Activists: Hundreds of Syrian Christians flee Islamic State

Hundreds of Christian families have fled a central Syrian town as Islamic State fighters advance toward it, activists said Saturday, the anniversary of the U.S. beginning airstrikes against the extremists in Iraq.

A U.S.-led coalition has conducted nearly 6,000 airstrikes against the Islamic State group, expanding its operations to target the extremists in Syria as well. But a year later, the Islamic State group remains able to launch attacks across its self-declared "caliphate" in both countries, despite some gains by Kurdish fighters and allied Iraqi forces.

Meanwhile, searches continued in Egypt for a missing Croatian hostage that an Islamic State affiliate had threatened to kill.

On Saturday, Osama Edward, the director of the Christian Assyrian Network for Human Rights in Syria, said "hundreds of families" have fled the Christian town of Sadad toward the government-held central city of Homs and the capital, Damascus.

Syria-based activist Bebars al-Talawy said intense clashes took place Saturday near the central town of Qaryatain, which the Islamic State group captured on Thursday. Qaryatain is about 25 kilometers (15 miles) southeast of Sadad.

Qaryatain lies in the middle of a triangle formed by the cities of Homs, Palmyra and Damascus. Activists say it has a mixed population of around 40,000 Sunni Muslims and Christians, as well as thousands of internally displaced people who earlier fled Homs.

The Britain-based Syrian Observatory for Human Rights said Saturday's fighting concentrated in an area between Qaryatain and the village of Mheen, which is halfway to Sadad. The Observatory said Syrian troops shelled the area and government warplanes conducted several airstrikes on areas outside Qaryatain.

Sadad was captured briefly in 2013 by members of al-Qaida's Syrian affiliate, the Nusra Front, and was retaken later by government forces.

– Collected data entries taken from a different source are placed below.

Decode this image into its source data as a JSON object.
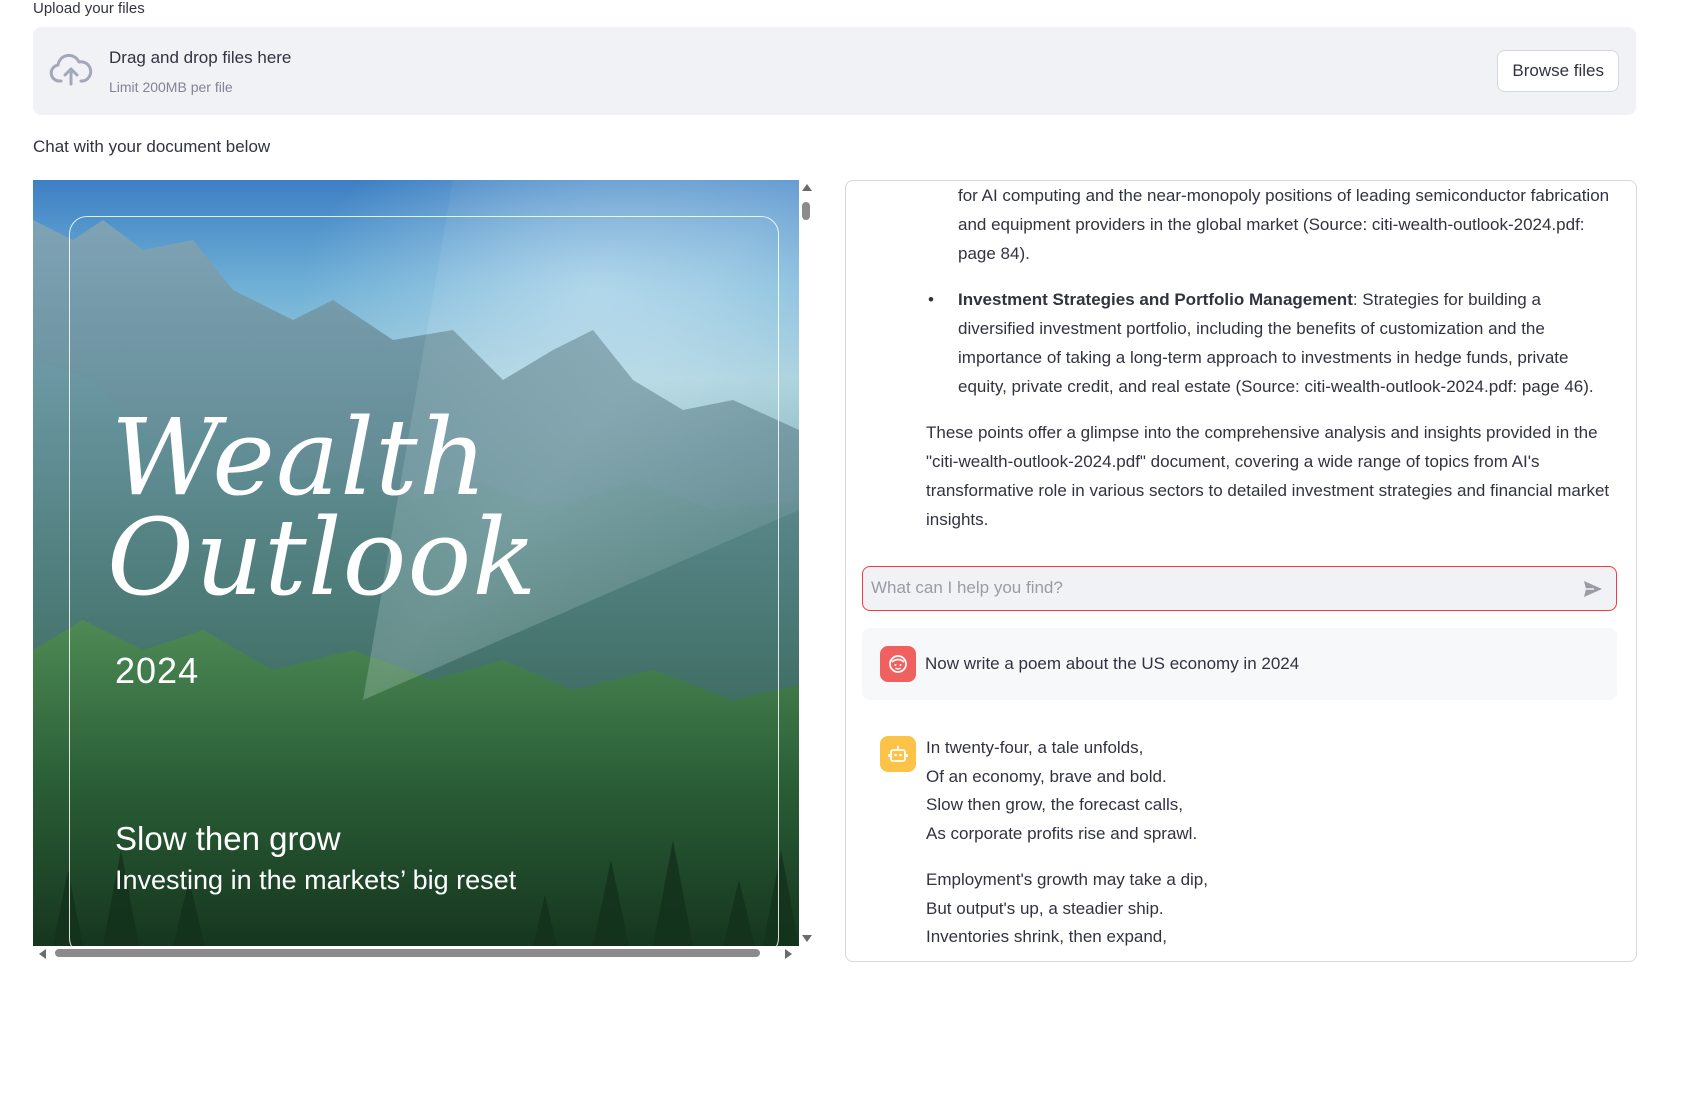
{
  "upload": {
    "label": "Upload your files",
    "dropzone_title": "Drag and drop files here",
    "dropzone_limit": "Limit 200MB per file",
    "browse_label": "Browse files"
  },
  "chat_caption": "Chat with your document below",
  "pdf_cover": {
    "title_line1": "Wealth",
    "title_line2": "Outlook",
    "year": "2024",
    "headline": "Slow then grow",
    "subheadline": "Investing in the markets’ big reset"
  },
  "chat": {
    "prev_bullet_text": "for AI computing and the near-monopoly positions of leading semiconductor fabrication and equipment providers in the global market (Source: citi-wealth-outlook-2024.pdf: page 84).",
    "bullet2_title": "Investment Strategies and Portfolio Management",
    "bullet2_text": ": Strategies for building a diversified investment portfolio, including the benefits of customization and the importance of taking a long-term approach to investments in hedge funds, private equity, private credit, and real estate (Source: citi-wealth-outlook-2024.pdf: page 46).",
    "summary": "These points offer a glimpse into the comprehensive analysis and insights provided in the \"citi-wealth-outlook-2024.pdf\" document, covering a wide range of topics from AI's transformative role in various sectors to detailed investment strategies and financial market insights.",
    "input_placeholder": "What can I help you find?",
    "user_message": "Now write a poem about the US economy in 2024",
    "poem": {
      "stanza1": [
        "In twenty-four, a tale unfolds,",
        "Of an economy, brave and bold.",
        "Slow then grow, the forecast calls,",
        "As corporate profits rise and sprawl."
      ],
      "stanza2": [
        "Employment's growth may take a dip,",
        "But output's up, a steadier ship.",
        "Inventories shrink, then expand,"
      ]
    }
  },
  "icons": {
    "upload": "cloud-upload-icon",
    "send": "send-icon",
    "user_avatar": "user-face-icon",
    "bot_avatar": "robot-icon"
  },
  "colors": {
    "dropzone_bg": "#f0f2f6",
    "input_border_focus": "#f03c3c",
    "user_avatar": "#f0605e",
    "bot_avatar": "#fdc349",
    "text": "#31333f"
  }
}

"People are living in fear in the area," Edward said. He said many Christians around Sadad fear what happened to ethnic Yazidis in Iraq and other Christians in Islamic State-controlled territory could happen to them: Choosing between fleeing, converting to Islam or facing death. The threat to Yazidis in Iraq prompted U.S. President Barack Obama to begin U.S. airstrikes targeting the Islamic State group in Iraq on Aug. 8, 2014.

Activists said the Islamic State group abducted 230 residents, including dozens of Christians, from Qaryatain in recent days. Activists say some Christians were released, though the fate of the others is still unknown.

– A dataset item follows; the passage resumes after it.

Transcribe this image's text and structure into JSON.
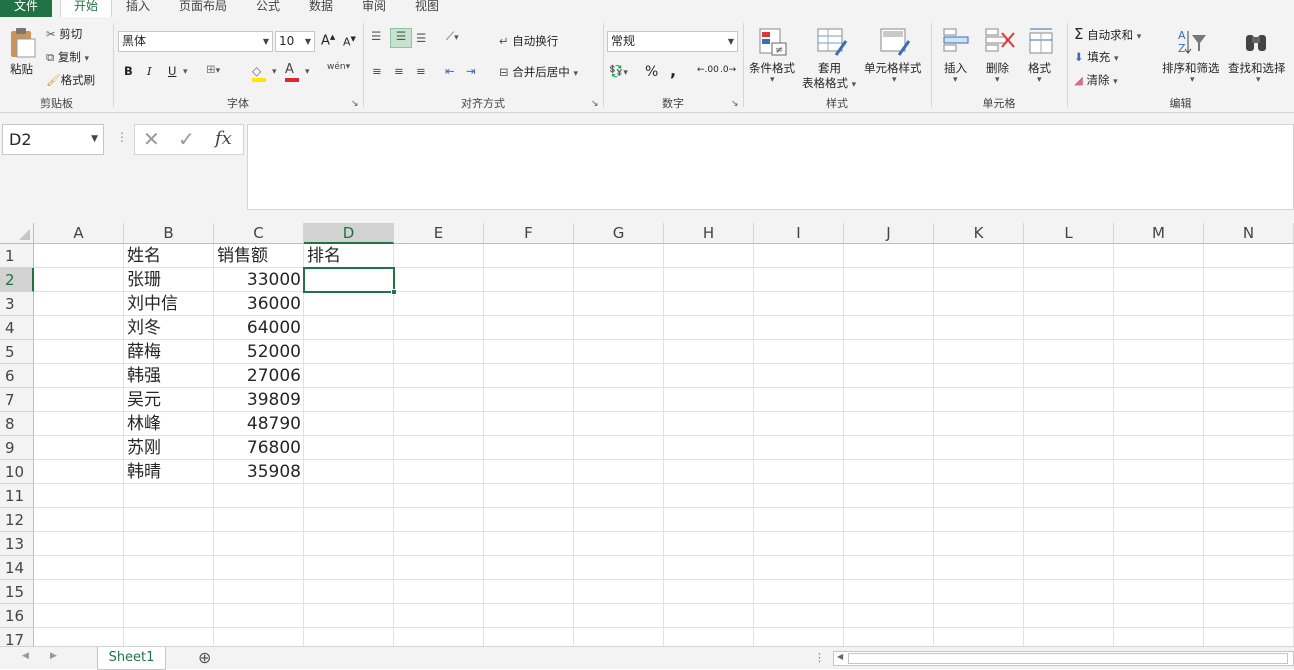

Christians make up about 10 percent of Syria's prewar population of 23 million people.

In February, Islamic State fighters kidnapped more than 220 Assyrian Christians after overrunning several farming communities on the southern bank of the Khabur River in the northeastern province of Hassakeh. Since then, only a few have been released and the fate of the others remains unknown.

In northern Syria, Nusra Front members left their positions on the border with Turkey in Aleppo province and were replaced by members of the Shamia Front, or Levant Front, which is a coalition of several insurgent groups, according to the Observatory. The reason for their move wasn't clear, though that area is where Turkish and U.S. officials plan to create an Islamic State-free zone near Turkey's border.

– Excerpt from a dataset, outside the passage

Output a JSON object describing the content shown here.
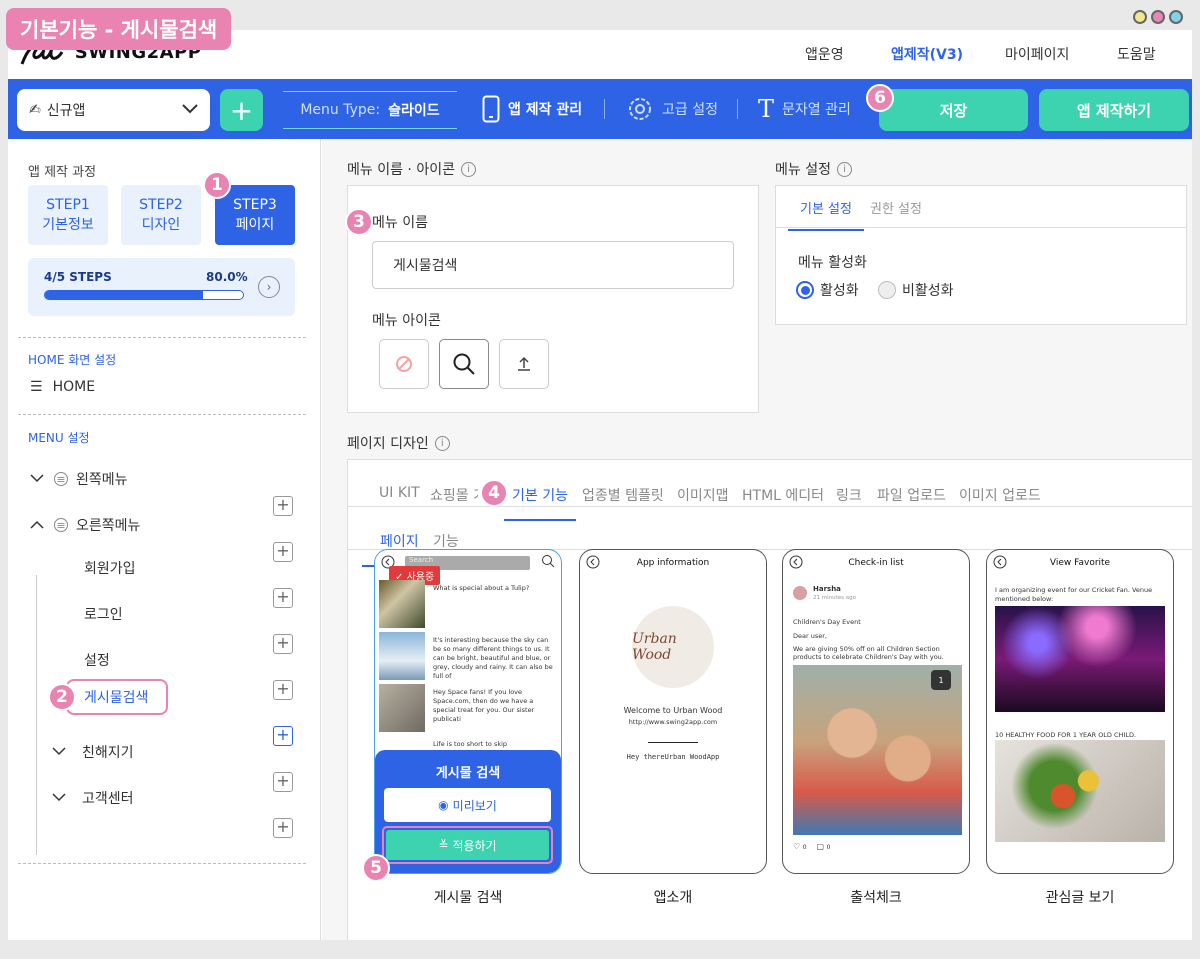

Syria's crisis, which began in March 2011, has killed more than 250,000 people and wounded more than 1 million.

In Egypt, police searches and diplomatic efforts have intensified to find 30-year-old Tomislav Salopek, a Croatian kidnapped July 22 in Cairo. The Islamic State group's Egyptian affiliate said Wednesday that it would kill Salopek in 48 hours if the Egyptian government did not release jailed "Muslim women" — a reference to those detained in the government's crackdown on supporters of the Muslim Brotherhood and other Islamists.

No new information was available Saturday about Salopek's fate.

Meanwhile, Egyptian security officials and eyewitnesses said Egypt's local Islamic State affiliate shot dead a 31-year-old Bedouin man it accused of cooperating with the military. They said the militants killed the man in a market in front of a crowd in the restive North Sinai town of Sheikh Zuweid.

The affiliate did not immediately claim the killing. The officials and eyewitnesses spoke on condition of anonymity for fear of reprisals.